L’Oratorio de Pâques 1725-1742
« Venez, hâtez-vous et courez » Kommt, eilet und laufet
L’Histoire est simple. C’est celle de la résurrection du Christ, vécue par quatre personnages, Marie Madeleine (alto), Marie, mère de Jacques l’un des premiers apôtres (soprano), Simon Pierre (ténor) et l’apôtre Jean (basse).

Les deux hommes marchent vers le lieu où l’on a déposé le corps du Christ après sa crucifixion. Ils rencontrent les deux femmes qui leur reprochent la tiédeur de leurs sentiments. Constatant que le corps a disparu, ils en concluent à l’inutilité de leurs efforts pour l’embaumer comme le veut la coutume juive. Marie-Madeleine leur apprend qu’un ange lui a annoncé que le Christ était ressuscité. Pierre découvre le suaire plié et en déduit que la mort n’est qu’un long sommeil*. Les deux femmes expriment alors leur désir impatient de revoir le Christ. Tandis que l’apôtre Jean se réjouit de sa résurrection tous entonnent un chant d’allégresse et d’action de grâce.

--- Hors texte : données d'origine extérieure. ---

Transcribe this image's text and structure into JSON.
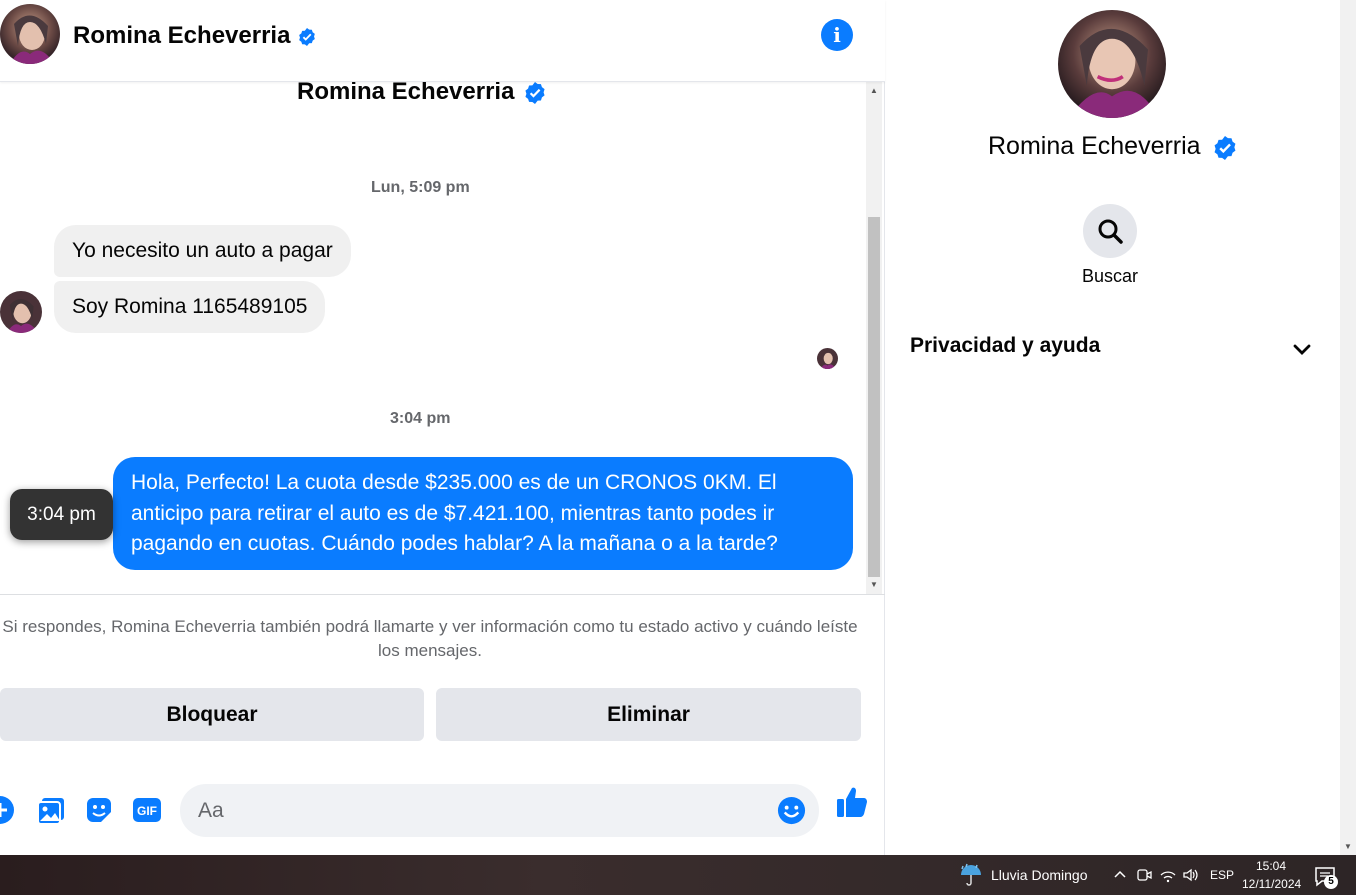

La Sinfonia instrumentale introductive avec flûtes, trompettes et hautbois d’amour compose l’ouverture majestueuse selon le schéma d’un concerto italien (vif, lent, vif), avec une même tonalité éclatante de ré majeur. Une citation empruntée à l’évangile de Marc convoque les fidèles qui se dirigent vers la sépulture de Jésus, donnant l’occasion à un grand chœur de dialoguer avec l’orchestre.

Les solistes apparaissent, j’allais dire sur scène, dignes et graves ; ils se retrouvent   tout près du tombeau.

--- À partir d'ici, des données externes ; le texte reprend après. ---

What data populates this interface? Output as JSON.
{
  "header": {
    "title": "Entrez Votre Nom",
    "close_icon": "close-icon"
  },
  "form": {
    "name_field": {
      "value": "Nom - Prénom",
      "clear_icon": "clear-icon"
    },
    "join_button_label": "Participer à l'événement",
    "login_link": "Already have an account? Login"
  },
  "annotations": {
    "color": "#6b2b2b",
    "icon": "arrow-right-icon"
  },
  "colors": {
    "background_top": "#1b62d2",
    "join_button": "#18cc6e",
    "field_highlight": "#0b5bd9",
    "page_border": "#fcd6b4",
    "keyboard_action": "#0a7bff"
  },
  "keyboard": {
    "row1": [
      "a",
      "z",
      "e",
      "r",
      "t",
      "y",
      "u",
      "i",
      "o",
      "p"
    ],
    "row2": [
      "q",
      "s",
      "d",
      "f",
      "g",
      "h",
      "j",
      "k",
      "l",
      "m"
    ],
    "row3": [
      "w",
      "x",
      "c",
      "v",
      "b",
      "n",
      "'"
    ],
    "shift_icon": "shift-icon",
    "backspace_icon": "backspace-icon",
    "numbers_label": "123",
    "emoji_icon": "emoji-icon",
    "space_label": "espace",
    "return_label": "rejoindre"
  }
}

Après quelques récitatifs, se détache une très belle aria notée adagio en si mineur, avec flûte traverso (certaines versions utilisent un violon soliste ou une flûte traversière moderne) dans laquelle la soprano invite à renoncer aux parfums et onguents de l’embaumement pour choisir les lauriers, annonciateurs de la victoire du Christ ressuscité.

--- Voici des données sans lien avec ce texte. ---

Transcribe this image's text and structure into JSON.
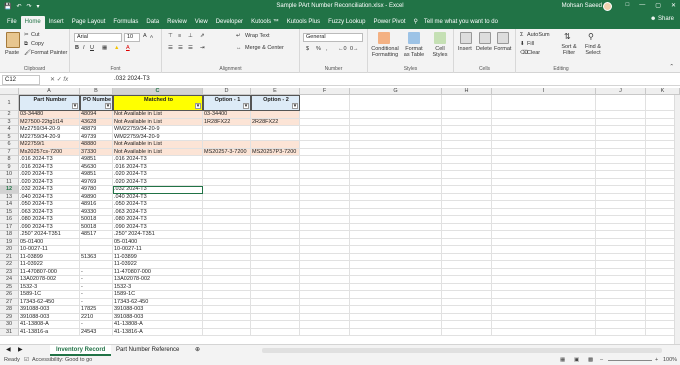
{
  "window": {
    "title": "Sample PArt Number Reconciliation.xlsx  -  Excel",
    "user": "Mohsan Saeed",
    "qa_icons": [
      "save-icon",
      "undo-icon",
      "redo-icon",
      "customize-icon"
    ]
  },
  "ribbon_tabs": [
    "File",
    "Home",
    "Insert",
    "Page Layout",
    "Formulas",
    "Data",
    "Review",
    "View",
    "Developer",
    "Kutools ™",
    "Kutools Plus",
    "Fuzzy Lookup",
    "Power Pivot"
  ],
  "tell_me": "Tell me what you want to do",
  "share": "Share",
  "ribbon": {
    "clipboard": {
      "paste": "Paste",
      "cut": "Cut",
      "copy": "Copy",
      "format_painter": "Format Painter",
      "label": "Clipboard"
    },
    "font": {
      "name": "Arial",
      "size": "10",
      "label": "Font",
      "bold": "B",
      "italic": "I",
      "underline": "U",
      "grow": "A",
      "shrink": "A",
      "color": "A"
    },
    "alignment": {
      "wrap": "Wrap Text",
      "merge": "Merge & Center",
      "label": "Alignment"
    },
    "number": {
      "format": "General",
      "label": "Number",
      "currency": "$",
      "percent": "%",
      "comma": ","
    },
    "styles": {
      "conditional": "Conditional Formatting",
      "table": "Format as Table",
      "cell_styles": "Cell Styles",
      "label": "Styles"
    },
    "cells": {
      "insert": "Insert",
      "delete": "Delete",
      "format": "Format",
      "label": "Cells"
    },
    "editing": {
      "autosum": "AutoSum",
      "fill": "Fill",
      "clear": "Clear",
      "sort": "Sort & Filter",
      "find": "Find & Select",
      "label": "Editing"
    }
  },
  "formula_bar": {
    "cell": "C12",
    "value": ".032 2024-T3"
  },
  "columns": [
    "A",
    "B",
    "C",
    "D",
    "E",
    "F",
    "G",
    "H",
    "I",
    "J",
    "K"
  ],
  "headers": {
    "a": "Part Number",
    "b": "PO Numbe",
    "c": "Matched to",
    "d": "Option - 1",
    "e": "Option - 2"
  },
  "rows": [
    {
      "n": "2",
      "a": "03-34480",
      "b": "48094",
      "c": "Not Available in List",
      "d": "03-34400",
      "e": "",
      "hl": true
    },
    {
      "n": "3",
      "a": "M27500-22tg1t14",
      "b": "43628",
      "c": "Not Available in List",
      "d": "1R28FX22",
      "e": "2R28FX22",
      "hl": true
    },
    {
      "n": "4",
      "a": "Mz2759/34-20-9",
      "b": "48879",
      "c": "WM22759/34-20-9",
      "d": "",
      "e": "",
      "hl": false
    },
    {
      "n": "5",
      "a": "M22759/34-20-9",
      "b": "49739",
      "c": "WM22759/34-20-9",
      "d": "",
      "e": "",
      "hl": false
    },
    {
      "n": "6",
      "a": "M22759/1",
      "b": "48880",
      "c": "Not Available in List",
      "d": "",
      "e": "",
      "hl": true
    },
    {
      "n": "7",
      "a": "Ms20257cs-7200",
      "b": "37330",
      "c": "Not Available in List",
      "d": "MS20257-3-7200",
      "e": "MS20257P3-7200",
      "hl": true
    },
    {
      "n": "8",
      "a": ".016 2024-T3",
      "b": "49851",
      "c": ".016 2024-T3",
      "d": "",
      "e": "",
      "hl": false
    },
    {
      "n": "9",
      "a": ".016 2024-T3",
      "b": "45630",
      "c": ".016 2024-T3",
      "d": "",
      "e": "",
      "hl": false
    },
    {
      "n": "10",
      "a": ".020 2024-T3",
      "b": "49851",
      "c": ".020 2024-T3",
      "d": "",
      "e": "",
      "hl": false
    },
    {
      "n": "11",
      "a": ".020 2024-T3",
      "b": "49769",
      "c": ".020 2024-T3",
      "d": "",
      "e": "",
      "hl": false
    },
    {
      "n": "12",
      "a": ".032 2024-T3",
      "b": "49780",
      "c": ".032 2024-T3",
      "d": "",
      "e": "",
      "hl": false
    },
    {
      "n": "13",
      "a": ".040 2024-T3",
      "b": "49890",
      "c": ".040 2024-T3",
      "d": "",
      "e": "",
      "hl": false
    },
    {
      "n": "14",
      "a": ".050 2024-T3",
      "b": "48916",
      "c": ".050 2024-T3",
      "d": "",
      "e": "",
      "hl": false
    },
    {
      "n": "15",
      "a": ".063 2024-T3",
      "b": "49330",
      "c": ".063 2024-T3",
      "d": "",
      "e": "",
      "hl": false
    },
    {
      "n": "16",
      "a": ".080 2024-T3",
      "b": "50018",
      "c": ".080 2024-T3",
      "d": "",
      "e": "",
      "hl": false
    },
    {
      "n": "17",
      "a": ".090 2024-T3",
      "b": "50018",
      "c": ".090 2024-T3",
      "d": "",
      "e": "",
      "hl": false
    },
    {
      "n": "18",
      "a": ".250\" 2024-T351",
      "b": "48517",
      "c": ".250\" 2024-T351",
      "d": "",
      "e": "",
      "hl": false
    },
    {
      "n": "19",
      "a": "05-01400",
      "b": "",
      "c": "05-01400",
      "d": "",
      "e": "",
      "hl": false
    },
    {
      "n": "20",
      "a": "10-0027-11",
      "b": "",
      "c": "10-0027-11",
      "d": "",
      "e": "",
      "hl": false
    },
    {
      "n": "21",
      "a": "11-03899",
      "b": "51363",
      "c": "11-03899",
      "d": "",
      "e": "",
      "hl": false
    },
    {
      "n": "22",
      "a": "11-03922",
      "b": "",
      "c": "11-03922",
      "d": "",
      "e": "",
      "hl": false
    },
    {
      "n": "23",
      "a": "11-470807-000",
      "b": "-",
      "c": "11-470807-000",
      "d": "",
      "e": "",
      "hl": false
    },
    {
      "n": "24",
      "a": "13A02078-002",
      "b": "-",
      "c": "13A02078-002",
      "d": "",
      "e": "",
      "hl": false
    },
    {
      "n": "25",
      "a": "1532-3",
      "b": "-",
      "c": "1532-3",
      "d": "",
      "e": "",
      "hl": false
    },
    {
      "n": "26",
      "a": "1589-1C",
      "b": "-",
      "c": "1589-1C",
      "d": "",
      "e": "",
      "hl": false
    },
    {
      "n": "27",
      "a": "17343-62-450",
      "b": "-",
      "c": "17343-62-450",
      "d": "",
      "e": "",
      "hl": false
    },
    {
      "n": "28",
      "a": "391088-003",
      "b": "17825",
      "c": "391088-003",
      "d": "",
      "e": "",
      "hl": false
    },
    {
      "n": "29",
      "a": "391088-003",
      "b": "2210",
      "c": "391088-003",
      "d": "",
      "e": "",
      "hl": false
    },
    {
      "n": "30",
      "a": "41-13808-A",
      "b": "-",
      "c": "41-13808-A",
      "d": "",
      "e": "",
      "hl": false
    },
    {
      "n": "31",
      "a": "41-13816-a",
      "b": "24543",
      "c": "41-13816-A",
      "d": "",
      "e": "",
      "hl": false
    }
  ],
  "sheets": [
    "Inventory Record",
    "Part Number Reference"
  ],
  "status": {
    "ready": "Ready",
    "accessibility": "Accessibility: Good to go",
    "zoom": "100%"
  },
  "colors": {
    "excel_green": "#217346",
    "highlight_row": "#fce4d6",
    "header_yellow": "#ffff00",
    "header_blue": "#ddebf7",
    "selection": "#217346"
  }
}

Marie Madeleine précise alors qu’un ange est venu annoncer la Résurrection du Sauveur. Ainsi Pierre dans son aria en sol majeur adopte le calme serein d’une mélodie « cantabile » pour exprimer avec les flûtes à bec, la profonde certitude de la paix intérieure, après la proclamation du miracle christique.

Tendre et compatissante, Marie-Madeleine se demande où le Christ lui apparaîtra (air en la majeur, avec hautbois d’amour sur rythme de gavotte). Tandis que l’apôtre Jean invite chacun à se réjouir.

Jean-Sébastien Bach conclut par un chœur de réjouissance où l’éclat des trompettes commente la réalisation de la transfiguration finale. Ce dernier épisode suit un plan en deux parties : dans un style français et d’une élégance hiératique, j’oserai presque dire théologique tout d’abord, puis sur un rythme de gigue fuguée où l’ivresse collective saisit le peuple des croyants. Un chœur triomphant célèbre la victoire sur la mort dans une péroraison irrésistible.

Les trompettes, timbales, hautbois, violons, altos, bassons orgue et clavecin continuo et tout le chœur mixte en quatre parties.

« Gloire à l’éternel, chantons ses louanges.
L’enfer et le mal sont défaits, Jésus est ressuscité
Ouvrez vos arcs de Triomphe armée des anges
La mort est terrassée les portes du mal sont broyées,
Dans son triomphe immense le Lion de Juda va passer ! »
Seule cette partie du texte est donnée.